The difference of neutrino and anti-neutrino? If Majorana

[Accidently]

People say that if neutrinos are Majorana particles, they are "identical to their anti particle". But anti neutrinos are obviously different from neutrinos. They produce anti-leptons rather than leptons in the scattering process. So the only difference I can image is the helicity, however that is not Lorentz invariant...

 

[Severian]

Well, that is the point. Do neutrinos "produce anti-leptons rather than leptons in the scattering process"? This is not clear. The problem is that they are so unreactive that one cannot produce them and decay them within the same experiment. You either produce them through weak interactions (eg e^{-} \rightarrow W^{-} \nu_{e}) or detect them (e.g. neutrino detectors like superK). To see whether they have the properties of particles and antiparticles simultaneously you need to do both.

Neutrinoless bouble beta decay experiments should tell us once and for all. There you have both because you have two vertices involving neutrinos. One vertex can only happen if it is a neutrino, and the other can only happen if it is an anti-neutrino. So a non-zero result means it must be both at once.

In other words, a Majorana neurtino violates lepton number.

Edit: I don't see what is wrong with that latex :(

 

[Accidently]

I think people can both produce and detect neutrino beams. For example, people are doing long base line neutrino oscillation experiments in which neutrinos are produced in the accelerators or reactors, say from muon decay (muon -> muon neutrino + electron + anti electron neutrino) and detected via the weak interaction (in this case muons and positions [rather than anti-muon and electron] would be produced in the target, usually miles away from the neutrino source).

The same situation in the solar neutrino oscillation experiments: in the water tank of SNO/SuperK electrons are produced.

Also, people want find CP violation in the neutrino sector by comparing the transition rate of neutrino and anti-neutrino, e.g. a very recent paper: [hep-ex/0612047] If neutrinos were Majorana type (neutrinos are also anti-neutrinos), how could people detect that?

 

[Accidently]

my understanding is there should be a helicity flip in the lepton number violation process (say neutrinoless double beta decay) induced by the neutrino majorana mass. however, that is easy to realize for a virtual particle whereas difficult for a real relativistic particle.

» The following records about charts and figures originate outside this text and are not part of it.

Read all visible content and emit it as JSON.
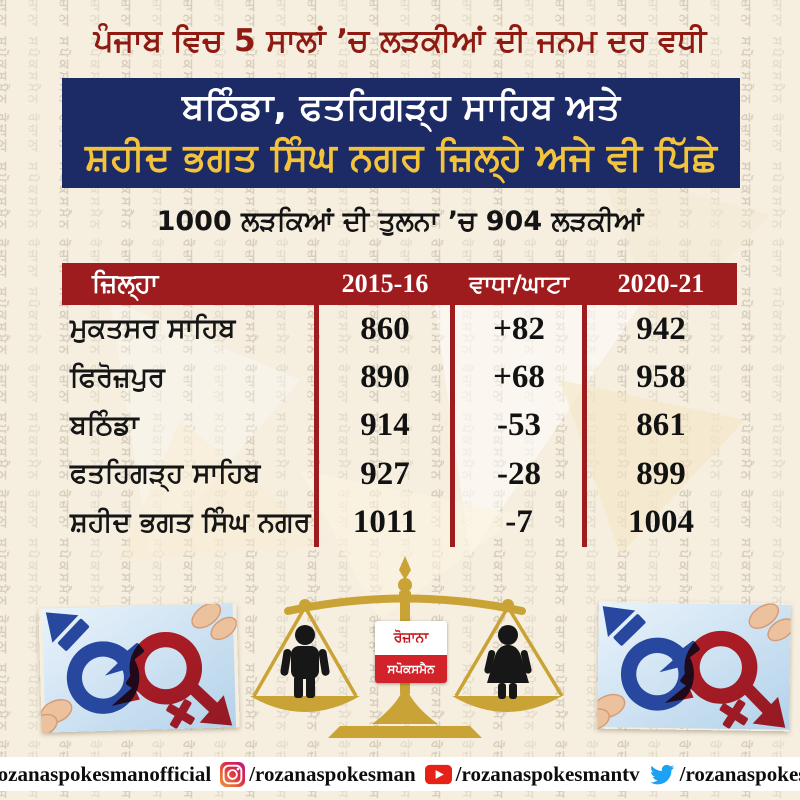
{
  "header": {
    "title": "ਪੰਜਾਬ ਵਿਚ 5 ਸਾਲਾਂ ’ਚ ਲੜਕੀਆਂ ਦੀ ਜਨਮ ਦਰ ਵਧੀ",
    "banner_line1": "ਬਠਿੰਡਾ, ਫਤਹਿਗੜ੍ਹ ਸਾਹਿਬ ਅਤੇ",
    "banner_line2": "ਸ਼ਹੀਦ ਭਗਤ ਸਿੰਘ ਨਗਰ ਜ਼ਿਲ੍ਹੇ ਅਜੇ ਵੀ ਪਿੱਛੇ",
    "subtitle": "1000 ਲੜਕਿਆਂ ਦੀ ਤੁਲਨਾ ’ਚ 904 ਲੜਕੀਆਂ"
  },
  "table": {
    "headers": [
      "ਜ਼ਿਲ੍ਹਾ",
      "2015-16",
      "ਵਾਧਾ/ਘਾਟਾ",
      "2020-21"
    ],
    "rows": [
      {
        "district": "ਮੁਕਤਸਰ ਸਾਹਿਬ",
        "y2015": "860",
        "change": "+82",
        "y2020": "942"
      },
      {
        "district": "ਫਿਰੋਜ਼ਪੁਰ",
        "y2015": "890",
        "change": "+68",
        "y2020": "958"
      },
      {
        "district": "ਬਠਿੰਡਾ",
        "y2015": "914",
        "change": "-53",
        "y2020": "861"
      },
      {
        "district": "ਫਤਹਿਗੜ੍ਹ ਸਾਹਿਬ",
        "y2015": "927",
        "change": "-28",
        "y2020": "899"
      },
      {
        "district": "ਸ਼ਹੀਦ ਭਗਤ ਸਿੰਘ ਨਗਰ",
        "y2015": "1011",
        "change": "-7",
        "y2020": "1004"
      }
    ]
  },
  "chart_data": {
    "type": "table",
    "title": "ਪੰਜਾਬ ਵਿਚ 5 ਸਾਲਾਂ ’ਚ ਲੜਕੀਆਂ ਦੀ ਜਨਮ ਦਰ ਵਧੀ",
    "subtitle": "1000 ਲੜਕਿਆਂ ਦੀ ਤੁਲਨਾ ’ਚ 904 ਲੜਕੀਆਂ",
    "highlight": "ਬਠਿੰਡਾ, ਫਤਹਿਗੜ੍ਹ ਸਾਹਿਬ ਅਤੇ ਸ਼ਹੀਦ ਭਗਤ ਸਿੰਘ ਨਗਰ ਜ਼ਿਲ੍ਹੇ ਅਜੇ ਵੀ ਪਿੱਛੇ",
    "columns": [
      "ਜ਼ਿਲ੍ਹਾ",
      "2015-16",
      "ਵਾਧਾ/ਘਾਟਾ",
      "2020-21"
    ],
    "rows": [
      [
        "ਮੁਕਤਸਰ ਸਾਹਿਬ",
        860,
        82,
        942
      ],
      [
        "ਫਿਰੋਜ਼ਪੁਰ",
        890,
        68,
        958
      ],
      [
        "ਬਠਿੰਡਾ",
        914,
        -53,
        861
      ],
      [
        "ਫਤਹਿਗੜ੍ਹ ਸਾਹਿਬ",
        927,
        -28,
        899
      ],
      [
        "ਸ਼ਹੀਦ ਭਗਤ ਸਿੰਘ ਨਗਰ",
        1011,
        -7,
        1004
      ]
    ]
  },
  "scale_logo": {
    "line1": "ਰੋਜ਼ਾਨਾ",
    "line2": "ਸਪੋਕਸਮੈਨ"
  },
  "footer": {
    "items": [
      {
        "network": "facebook",
        "handle": "/rozanaspokesmanofficial"
      },
      {
        "network": "instagram",
        "handle": "/rozanaspokesman"
      },
      {
        "network": "youtube",
        "handle": "/rozanaspokesmantv"
      },
      {
        "network": "twitter",
        "handle": "/rozanaspokesman"
      }
    ]
  },
  "watermark": {
    "text": "ਰੋਜ਼ਾਨਾ ਸਪੋਕਸਮੈਨ"
  },
  "colors": {
    "background": "#f6efe0",
    "title_red": "#8e1a12",
    "banner_navy": "#1c2a66",
    "banner_yellow": "#f3c43b",
    "table_header_red": "#9e1b1e",
    "scale_gold": "#c9a335",
    "logo_red": "#d2232a",
    "symbol_blue": "#27489e",
    "symbol_red": "#d01f27",
    "facebook_blue": "#3b5998",
    "youtube_red": "#e62117",
    "twitter_blue": "#1da1f2"
  }
}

however i do not know if that is true and how to describe that.

 

[RobtO]

People say that if neutrinos are Majorana particles, they are "identical to their anti particle". But anti neutrinos are obviously different from neutrinos. They produce anti-leptons rather than leptons in the scattering process. So the only difference I can image is the helicity, however that is not Lorentz invariant...

As I understand it, a Majorana neutrino will look like an antineutrino in some reference frames. So, yes, it is the helicity that makes the difference, and, right, it is not Lorentz invariant.

 

[Severian]

my understanding is there should be a helicity flip in the lepton number violation process (say neutrinoless double beta decay) induced by the neutrino majorana mass. however, that is easy to realize for a virtual particle whereas difficult for a real relativistic particle.

Any mass term will flip the helicity - that is what mass terms do. So for a massive particle, helicity is not a good quantum number. Think of it this way: the helicity is the spin in the direction of motion, so all I need to do to change the helicity is go faster than the particle. Then the direction of motion (relative to me) changes, and the helicity flips.

I can only not do that if the particle is traveling at the speed of light (because I can't overtake it). And to go at the speed of light it needs to be massless. So helicity is only a good quantum number for massless particles.

 

[Accidently]

Any mass term will flip the helicity - that is what mass terms do. So for a massive particle, helicity is not a good quantum number. Think of it this way: the helicity is the spin in the direction of motion, so all I need to do to change the helicity is go faster than the particle. Then the direction of motion (relative to me) changes, and the helicity flips.

I can only not do that if the particle is traveling at the speed of light (because I can't overtake it). And to go at the speed of light it needs to be massless. So helicity is only a good quantum number for massless particles.

Thank you guys for answering my question. I just read a paper talking about lepton number processes. They mention the helicity flip rate is of (m/E)^2 in the limit of m << E. And that is why we cannot verify the Majorana property of neutrinos in neutrino oscillation experiments. But in this case, I was wondering why people do not consider this helicity flip rate in the neutrinoless double beta decay (0vbb) experiments? coz the energy running in the internal neutrino line should be quite larger than neutrino mass, and that should supress the rate of 0vbb.

Is that because such flip rate is not valid for virtual particles? Or has been considered in some sense?